Universal credit, the government’s flagship welfare reform, is likely to make the benefits system more hostile for people with mental health conditions, the charity Mind has warned.
With disability advisers in jobcentres largely a thing of the past, Mind’s policy manager, Tom Pollard, predicted that Universal Credit would see people with mental health issues subjected to a “sausage factory” approach and treated as being “fit to work until proven otherwise”.
Many groups have been hit hard by welfare cuts and austerity, but those with mental health problems have proved particularly vulnerable. In September, Mind published research showing that the Work Programme has made the mental distress of people with mental health problems worse in 83% of cases.
Around half of those subject to a Work Capability Assessment (WCA), the tick box test to determine if a person is ‘fit to work’, have a mental health condition. Last month, researchers linked the WCA, or simply the threat of it, to 590 suicides and more than 700,000 antidepressant prescriptions. Psychiatrists have blamed the test for causing relapses in patients with severe mental health problems. Even ‘passing’ a WCA and being declared ‘unfit for work’ doesn’t stop people being hounded. There has been a 668% rise in the last three years in the number of Employment and Support Allowance (ESA) claimants with a mental health condition being sanctioned.
But amid a benefits system that seems to be doing its level best to make mental health problems worse rather than better, we need to ask a simple, though easily overlooked, question – why is British society generating so much mental illness in the first place?
Because, as fast as the Department for Work and Pensions (DWP) can declare people fit for work or sanction them, new claims are made. According to the Organisation for Economic Co-operation and Development (OECD), 40% of new disability benefit claims in Britain are made because of mental health problems, the highest proportion among all 34 member countries. The latest figures indicate that 48% of ESA claims are for ‘behavioural and mental disorders’.
It is a question our political rulers are oblivious to. The Conservatives respond to the mental illness epidemic by mooting forced treatment. The opposition parties espouse a more compassionate approach but settle on superficial ‘talking cures’ such as cognitive behavioural therapy.

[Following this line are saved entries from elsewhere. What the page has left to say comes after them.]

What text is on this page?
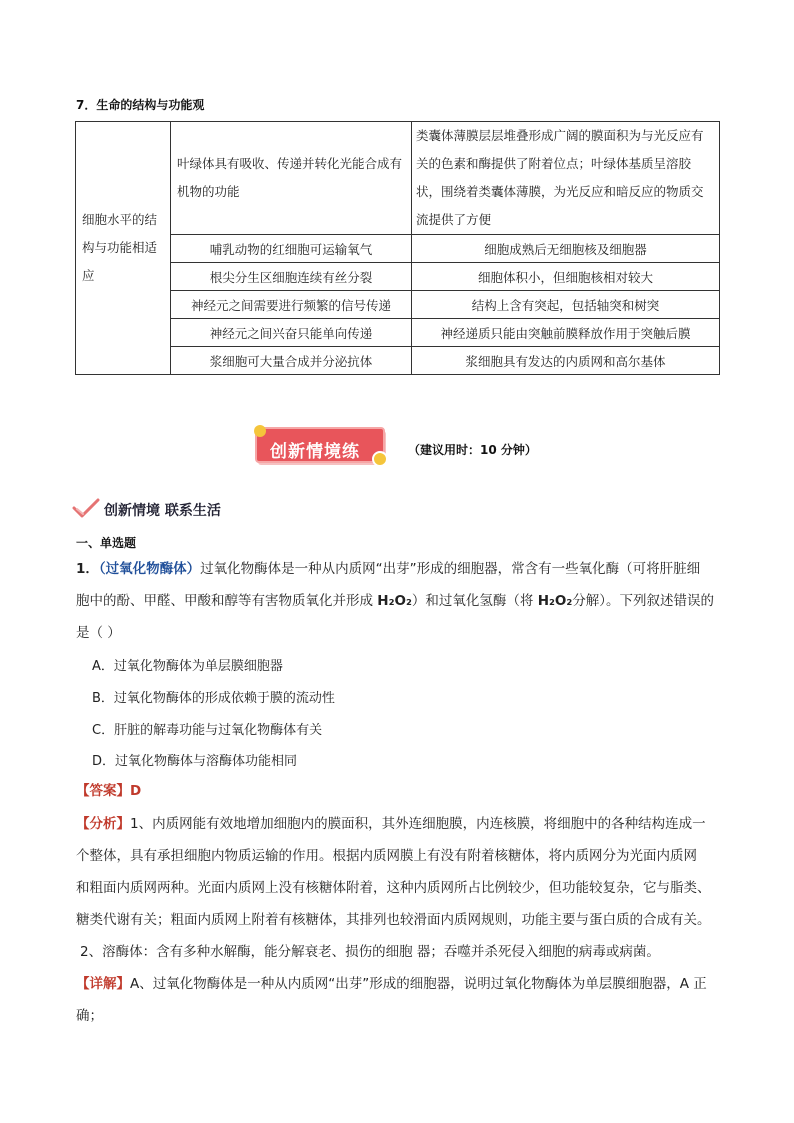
7．生命的结构与功能观
细胞水平的结构与功能相适应	叶绿体具有吸收、传递并转化光能合成有机物的功能	类囊体薄膜层层堆叠形成广阔的膜面积为与光反应有关的色素和酶提供了附着位点；叶绿体基质呈溶胶状，围绕着类囊体薄膜，为光反应和暗反应的物质交流提供了方便
	哺乳动物的红细胞可运输氧气	细胞成熟后无细胞核及细胞器
	根尖分生区细胞连续有丝分裂	细胞体积小，但细胞核相对较大
	神经元之间需要进行频繁的信号传递	结构上含有突起，包括轴突和树突
	神经元之间兴奋只能单向传递	神经递质只能由突触前膜释放作用于突触后膜
	浆细胞可大量合成并分泌抗体	浆细胞具有发达的内质网和高尔基体
创新情境练	（建议用时：10 分钟）
创新情境 联系生活
一、单选题
1．（过氧化物酶体）过氧化物酶体是一种从内质网“出芽”形成的细胞器，常含有一些氧化酶（可将肝脏细
胞中的酚、甲醛、甲酸和醇等有害物质氧化并形成 H₂O₂）和过氧化氢酶（将 H₂O₂分解）。下列叙述错误的
是（ ）
A．过氧化物酶体为单层膜细胞器
B．过氧化物酶体的形成依赖于膜的流动性
C．肝脏的解毒功能与过氧化物酶体有关
D．过氧化物酶体与溶酶体功能相同
【答案】D
【分析】1、内质网能有效地增加细胞内的膜面积，其外连细胞膜，内连核膜，将细胞中的各种结构连成一
个整体，具有承担细胞内物质运输的作用。根据内质网膜上有没有附着核糖体，将内质网分为光面内质网
和粗面内质网两种。光面内质网上没有核糖体附着，这种内质网所占比例较少，但功能较复杂，它与脂类、
糖类代谢有关；粗面内质网上附着有核糖体，其排列也较滑面内质网规则，功能主要与蛋白质的合成有关。
2、溶酶体：含有多种水解酶，能分解衰老、损伤的细胞 器；吞噬并杀死侵入细胞的病毒或病菌。
【详解】A、过氧化物酶体是一种从内质网“出芽”形成的细胞器，说明过氧化物酶体为单层膜细胞器，A 正
确；
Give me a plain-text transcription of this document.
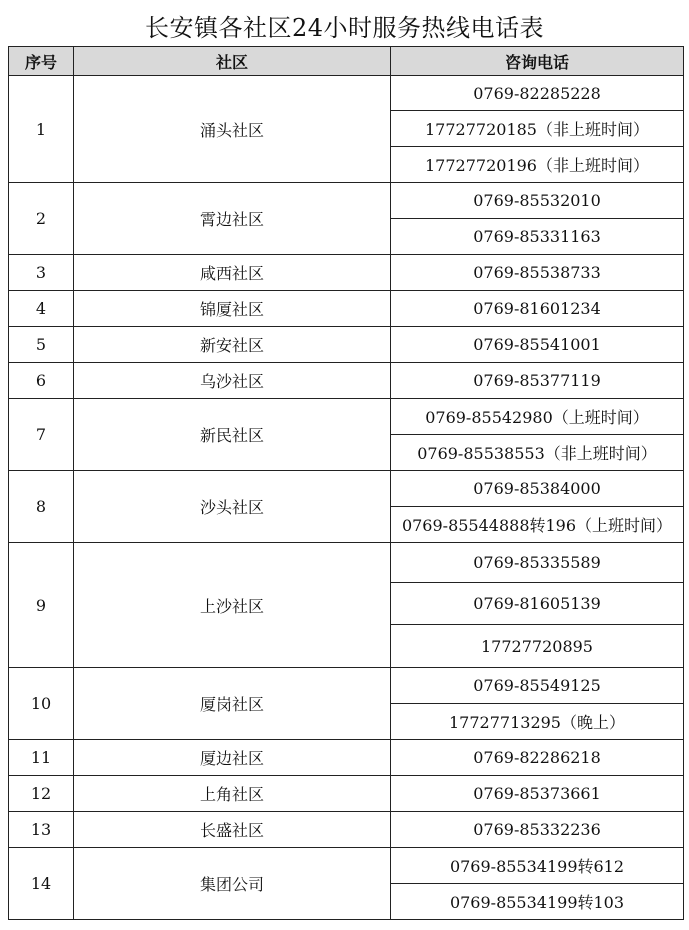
长安镇各社区24小时服务热线电话表
序号	社区	咨询电话
1	涌头社区	0769-82285228
		17727720185（非上班时间）
		17727720196（非上班时间）
2	霄边社区	0769-85532010
		0769-85331163
3	咸西社区	0769-85538733
4	锦厦社区	0769-81601234
5	新安社区	0769-85541001
6	乌沙社区	0769-85377119
7	新民社区	0769-85542980（上班时间）
		0769-85538553（非上班时间）
8	沙头社区	0769-85384000
		0769-85544888转196（上班时间）
9	上沙社区	0769-85335589
		0769-81605139
		17727720895
10	厦岗社区	0769-85549125
		17727713295（晚上）
11	厦边社区	0769-82286218
12	上角社区	0769-85373661
13	长盛社区	0769-85332236
14	集团公司	0769-85534199转612
		0769-85534199转103
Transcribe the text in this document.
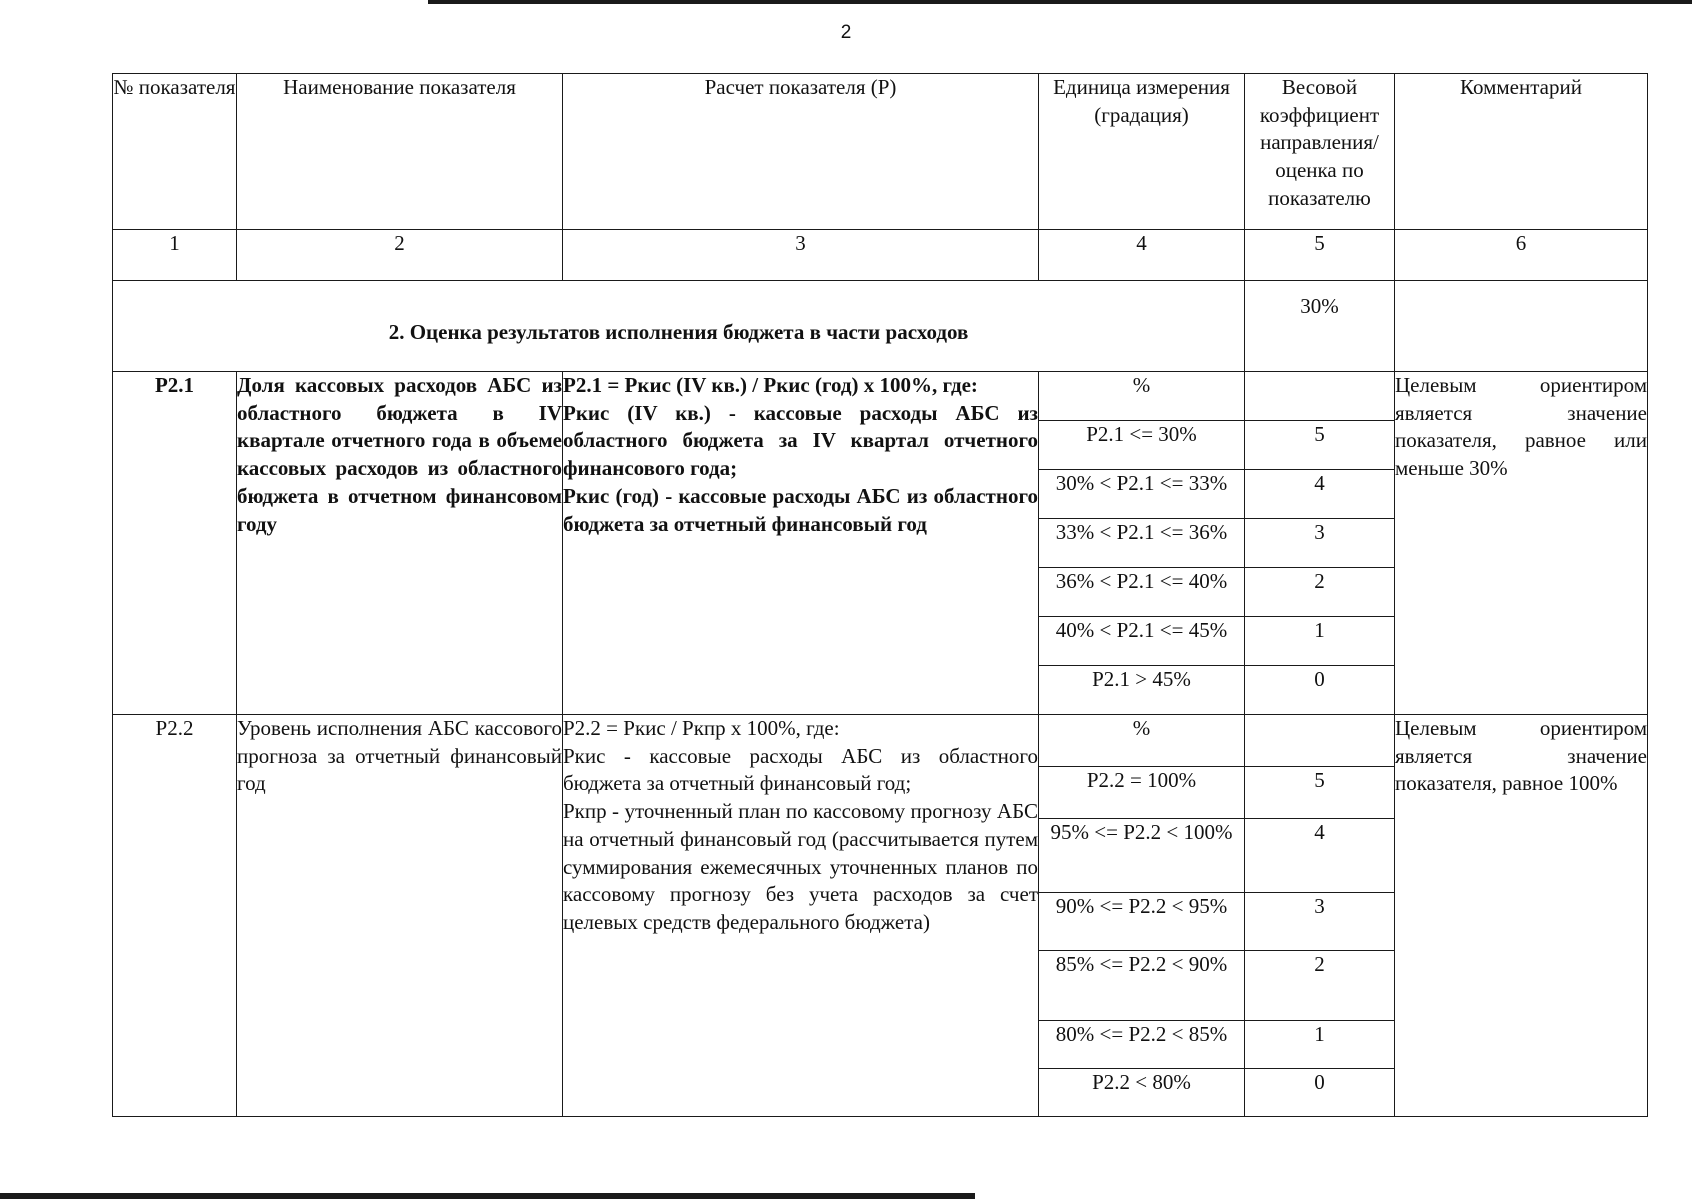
2
№ показателя	Наименование показателя	Расчет показателя (Р)	Единица измерения (градация)	Весовой коэффициент направления/ оценка по показателю	Комментарий
1	2	3	4	5	6
2. Оценка результатов исполнения бюджета в части расходов				30%	
Р2.1	Доля кассовых расходов АБС из областного бюджета в IV квартале отчетного года в объеме кассовых расходов из областного бюджета в отчетном финансовом году	Р2.1 = Ркис (IV кв.) / Ркис (год) х 100%, где:
Ркис (IV кв.) - кассовые расходы АБС из областного бюджета за IV квартал отчетного финансового года;
Ркис (год) - кассовые расходы АБС из областного бюджета за отчетный финансовый год	%		Целевым ориентиром является значение показателя, равное или меньше 30%
			Р2.1 <= 30%	5	
			30% < Р2.1 <= 33%	4	
			33% < Р2.1 <= 36%	3	
			36% < Р2.1 <= 40%	2	
			40% < Р2.1 <= 45%	1	
			Р2.1 > 45%	0	
Р2.2	Уровень исполнения АБС кассового прогноза за отчетный финансовый год	Р2.2 = Ркис / Ркпр х 100%, где:
Ркис - кассовые расходы АБС из областного бюджета за отчетный финансовый год;
Ркпр - уточненный план по кассовому прогнозу АБС на отчетный финансовый год (рассчитывается путем суммирования ежемесячных уточненных планов по кассовому прогнозу без учета расходов за счет целевых средств федерального бюджета)	%		Целевым ориентиром является значение показателя, равное 100%
			Р2.2 = 100%	5	
			95% <= Р2.2 < 100%	4	
			90% <= Р2.2 < 95%	3	
			85% <= Р2.2 < 90%	2	
			80% <= Р2.2 < 85%	1	
			Р2.2 < 80%	0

Austerity and social security cuts are a production line for the very mental health problems the government claims it wants to reduce. The Centre for Welfare Reform has blamed policies such as the bedroom tax for ‘savaging’ people’s mental health. The group Psychologists Against Austerity has identified ‘austerity ailments’, such as humiliation, insecurity and powerlessness – all experiences that “lead to mental distress”.
Even the staid OECD has concluded that you have to look deeper in order to stem the torrent of mental illness. According to the OECD’s Shruti Singh, “bad line managers and long hours”, as well as “job strain” are all “detrimental to workers’ mental health“.
But far from being alleviated, ‘job strain’ is being intensified. In April 2014, researchers from Cambridge University found that flexible employment practices – not just the familiar zero-hours contracts but also so-called ‘flexi-contracts’ and extreme part-time contracts which don’t provide sufficient hours to make a living – were causing widespread anxiety, stress and ‘depressed mental states’.
These are “all experienced as a form of job insecurity that causes untold stress for thousands of employees and their families,” said the researchers. The government completely misunderstands “the nature and scale of the problem,” they concluded.
We need to vastly expand our horizon of what engenders good mental health and the factors that lead to its opposite. A genuine attempt to reduce mental health problems needs to start by fundamentally de-stressing the workplace, enhancing the condition and stability of housing and removing the ever-present dread of income being snatched away.
Successfully combatting mental ill-health is dependent on creating a less unequal, more socially just and less stressful society. Radical political changes such as worker self-directed enterprises, basic income, and a huge expansion of social housing, need to come to the fore. Coincidentally, these are precisely the political directions we should be going in anyway.
In the 1950s, the famous German psychoanalyst, Erich Fromm, advocated concentrating our energies on creating a ‘sane society’. It is an aspiration that needs reviving.